5 Tips That Empower You to Better Support Your Dyslexic Employees

5 Tips That Empower You to Better Support Your Dyslexic Employees


A new cultural movement is emerging. Since covid there has never been a time in history where employees have had the power to influence workplace culture and change. It is also evident that societal changes and challenges to workplace norms have led to a greater focus on inclusion and diversity within the workplace. In today’s workplace, diversity and inclusion are gaining more attention. Particularly where people are more likely to be discriminated against because of their gender, age, disability, sexual orientation, or culture [1-5]. In the workplace, the term ‘disability’ has also been expanded to encompass visible and invisible disabilities (e.g. chronic fatigue, ADHD) [6, 7], and inclusive terms like ‘neurodiversity’ have been introduced [6]. Global workplace trends mean it’s now expected that workplaces hire and support diverse workers [7].

Dyslexia is a specific learning disability that affects 1 in 10 employees [8, 9]. Dyslexics make up 50% of the neurodivergent population and are one of the biggest disability groups in the workplace. Dyslexia affects a person’s ability to read and write and for some can affect maths as well [10]. It is a lifelong disability, which is unrelated to a person’s intelligence [11].

In the workplace those with dyslexia may struggle to get their thoughts on paper, including trouble writing emails, reports, briefs, poor spelling, grammar, and sentence structure. It can take longer to read and understand what they are reading. Employees with dyslexia may need extra time to complete tasks especially those involving reading, writing and editing. Many dyslexics don’t feel it’s safe to disclose their dyslexia to their direct line manager. Instead, they hide it and implement their own compensatory strategies instead of accessing the reasonable workplace adjustments they need. Some of their own strategies may include using google to spell and find words, use of phones, sending work outside the office to be proof read, starting work early or staying back late to complete tasks and creating a heavy reliance on work colleagues for support [5, 12]. Undertaking all these extra activities on top of the day-to-day workload leaves many dyslexics feeling mentally fatigued and exhausted.

To a manager, leader, or business it may appear that the dyslexic employee is disorganised, lacks attention to detail, takes longer than their peers to complete tasks and, because of the mistakes in their work, it seems they rush their work.

An employer or manager may feel frustrated and irritated by these mistakes especially if the dyslexic employee is strong with their verbal communication skills and other areas of their job. We know that managers of dyslexic employees don’t get enough awareness training and support [5, 12]. Furthermore, dyslexia is still seen as an invisible disability in the workplace, so dyslexic employees have to tell their managers/employers about it and advocate for themselves.
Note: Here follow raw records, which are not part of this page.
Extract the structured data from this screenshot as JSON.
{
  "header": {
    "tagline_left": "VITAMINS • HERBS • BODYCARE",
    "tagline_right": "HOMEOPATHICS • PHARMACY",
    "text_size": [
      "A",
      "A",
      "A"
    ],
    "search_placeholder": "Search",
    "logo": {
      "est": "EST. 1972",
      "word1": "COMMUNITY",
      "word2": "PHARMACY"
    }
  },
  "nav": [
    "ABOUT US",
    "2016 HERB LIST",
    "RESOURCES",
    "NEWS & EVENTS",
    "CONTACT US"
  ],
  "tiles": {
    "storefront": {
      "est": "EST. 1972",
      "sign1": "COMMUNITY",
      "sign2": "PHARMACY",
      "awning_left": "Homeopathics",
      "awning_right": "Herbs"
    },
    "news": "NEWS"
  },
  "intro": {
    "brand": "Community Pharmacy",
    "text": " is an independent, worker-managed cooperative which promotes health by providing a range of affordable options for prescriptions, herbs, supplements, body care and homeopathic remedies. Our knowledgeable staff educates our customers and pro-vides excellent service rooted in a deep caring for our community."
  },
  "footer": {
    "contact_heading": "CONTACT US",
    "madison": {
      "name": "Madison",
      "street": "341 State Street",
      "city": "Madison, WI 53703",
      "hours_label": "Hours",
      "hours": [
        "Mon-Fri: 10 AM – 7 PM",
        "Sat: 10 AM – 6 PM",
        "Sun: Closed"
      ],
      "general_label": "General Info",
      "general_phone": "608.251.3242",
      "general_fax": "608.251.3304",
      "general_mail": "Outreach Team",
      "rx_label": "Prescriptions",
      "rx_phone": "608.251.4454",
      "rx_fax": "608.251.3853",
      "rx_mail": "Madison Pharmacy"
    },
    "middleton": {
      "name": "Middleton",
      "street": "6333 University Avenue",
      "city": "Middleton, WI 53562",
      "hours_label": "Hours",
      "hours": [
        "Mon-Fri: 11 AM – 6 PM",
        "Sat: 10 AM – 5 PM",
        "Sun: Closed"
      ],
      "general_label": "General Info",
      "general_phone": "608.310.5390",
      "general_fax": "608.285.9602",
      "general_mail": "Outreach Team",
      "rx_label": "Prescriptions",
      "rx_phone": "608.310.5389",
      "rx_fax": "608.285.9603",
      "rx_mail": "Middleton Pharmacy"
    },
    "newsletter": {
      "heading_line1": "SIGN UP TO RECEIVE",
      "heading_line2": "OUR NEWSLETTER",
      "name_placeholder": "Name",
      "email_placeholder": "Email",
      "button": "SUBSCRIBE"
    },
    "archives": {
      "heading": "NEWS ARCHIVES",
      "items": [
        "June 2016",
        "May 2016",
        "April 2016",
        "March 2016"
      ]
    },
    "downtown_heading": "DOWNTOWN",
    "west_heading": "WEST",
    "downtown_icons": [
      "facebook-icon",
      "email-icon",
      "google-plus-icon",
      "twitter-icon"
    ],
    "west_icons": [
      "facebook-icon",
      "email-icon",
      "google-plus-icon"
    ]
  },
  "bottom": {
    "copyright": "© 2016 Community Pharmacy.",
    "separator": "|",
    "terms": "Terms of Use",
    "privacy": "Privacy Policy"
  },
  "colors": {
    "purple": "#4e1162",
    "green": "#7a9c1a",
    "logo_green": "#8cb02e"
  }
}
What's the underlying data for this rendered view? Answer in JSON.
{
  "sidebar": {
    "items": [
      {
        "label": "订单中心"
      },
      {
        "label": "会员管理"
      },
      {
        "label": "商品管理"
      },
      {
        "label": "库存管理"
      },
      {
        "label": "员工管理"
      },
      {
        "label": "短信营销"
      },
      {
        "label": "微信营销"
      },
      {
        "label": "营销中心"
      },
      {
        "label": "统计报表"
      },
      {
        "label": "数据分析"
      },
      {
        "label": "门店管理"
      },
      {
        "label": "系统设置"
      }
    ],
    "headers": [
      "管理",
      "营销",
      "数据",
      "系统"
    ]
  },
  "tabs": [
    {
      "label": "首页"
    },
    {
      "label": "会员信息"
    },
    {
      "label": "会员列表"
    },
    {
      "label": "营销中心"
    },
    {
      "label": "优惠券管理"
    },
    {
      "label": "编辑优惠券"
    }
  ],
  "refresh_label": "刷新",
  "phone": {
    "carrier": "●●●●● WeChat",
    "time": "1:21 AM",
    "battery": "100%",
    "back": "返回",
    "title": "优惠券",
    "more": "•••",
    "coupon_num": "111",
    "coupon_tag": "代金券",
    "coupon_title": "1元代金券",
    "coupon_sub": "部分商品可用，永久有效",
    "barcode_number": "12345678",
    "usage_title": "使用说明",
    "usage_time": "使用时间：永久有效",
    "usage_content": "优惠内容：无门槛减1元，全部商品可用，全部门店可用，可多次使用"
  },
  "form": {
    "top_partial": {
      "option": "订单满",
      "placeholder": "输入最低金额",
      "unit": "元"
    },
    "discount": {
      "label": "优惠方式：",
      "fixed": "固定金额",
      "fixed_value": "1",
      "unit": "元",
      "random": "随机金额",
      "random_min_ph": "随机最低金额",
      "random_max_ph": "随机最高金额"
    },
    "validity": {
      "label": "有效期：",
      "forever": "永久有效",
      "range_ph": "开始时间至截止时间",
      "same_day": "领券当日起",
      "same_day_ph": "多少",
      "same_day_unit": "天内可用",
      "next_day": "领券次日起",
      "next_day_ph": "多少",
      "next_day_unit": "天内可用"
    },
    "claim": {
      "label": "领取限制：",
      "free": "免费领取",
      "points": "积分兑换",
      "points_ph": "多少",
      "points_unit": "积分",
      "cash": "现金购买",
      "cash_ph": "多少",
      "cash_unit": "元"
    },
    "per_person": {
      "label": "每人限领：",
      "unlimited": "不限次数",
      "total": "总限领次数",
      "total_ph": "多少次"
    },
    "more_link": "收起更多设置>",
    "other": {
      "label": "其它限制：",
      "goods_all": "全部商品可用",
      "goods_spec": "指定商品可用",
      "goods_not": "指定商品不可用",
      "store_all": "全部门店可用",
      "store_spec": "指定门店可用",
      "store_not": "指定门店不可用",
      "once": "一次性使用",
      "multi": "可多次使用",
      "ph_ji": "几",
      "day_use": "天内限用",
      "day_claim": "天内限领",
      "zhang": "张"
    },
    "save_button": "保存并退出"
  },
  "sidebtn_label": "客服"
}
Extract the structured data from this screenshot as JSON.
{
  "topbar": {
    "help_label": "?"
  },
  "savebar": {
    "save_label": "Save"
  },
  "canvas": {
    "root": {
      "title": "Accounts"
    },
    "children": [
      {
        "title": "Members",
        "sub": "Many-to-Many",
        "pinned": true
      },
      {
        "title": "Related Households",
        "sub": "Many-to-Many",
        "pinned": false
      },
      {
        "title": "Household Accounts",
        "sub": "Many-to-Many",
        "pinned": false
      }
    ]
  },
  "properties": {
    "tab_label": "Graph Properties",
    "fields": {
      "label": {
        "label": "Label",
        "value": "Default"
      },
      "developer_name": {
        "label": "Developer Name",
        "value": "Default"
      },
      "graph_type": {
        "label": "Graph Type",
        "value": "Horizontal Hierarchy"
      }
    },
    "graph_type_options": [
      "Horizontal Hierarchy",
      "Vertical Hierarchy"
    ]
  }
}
Sometimes employees are only disclosing when they are not meeting their job requirements and are facing performance management, which is something no one wants! To ensure this does not happen we want people to disclose in earlier stages of their employment. So how do we support employees to disclose, and reduce the risk of performance issues arising?

  • Undertake whole of organisation awareness training
  • Provide dyslexia specific workplace training for managers, leaders, and HR
  • Creating safe environments for employees to feel it’s okay to disclose their disability
  • Create easy access to workplace adjustments that support spelling, grammar, writing and reading
  • Work within a strength-based framework rather than focusing on deficits.

To ensure your workplaces keep up with the constant changing employment environment it is imperative that you embrace and support all staff so they can feel like they are making a positive and important contribution within your workplace. When your employees feel accepted, valued and appreciated, they are more likely to contribute positively at work with a greater return on investment. We spend a lot of our lives at work and every workplace has the responsibility to ensure all employees feel included and valued, working towards your organisation’s goals and objectives.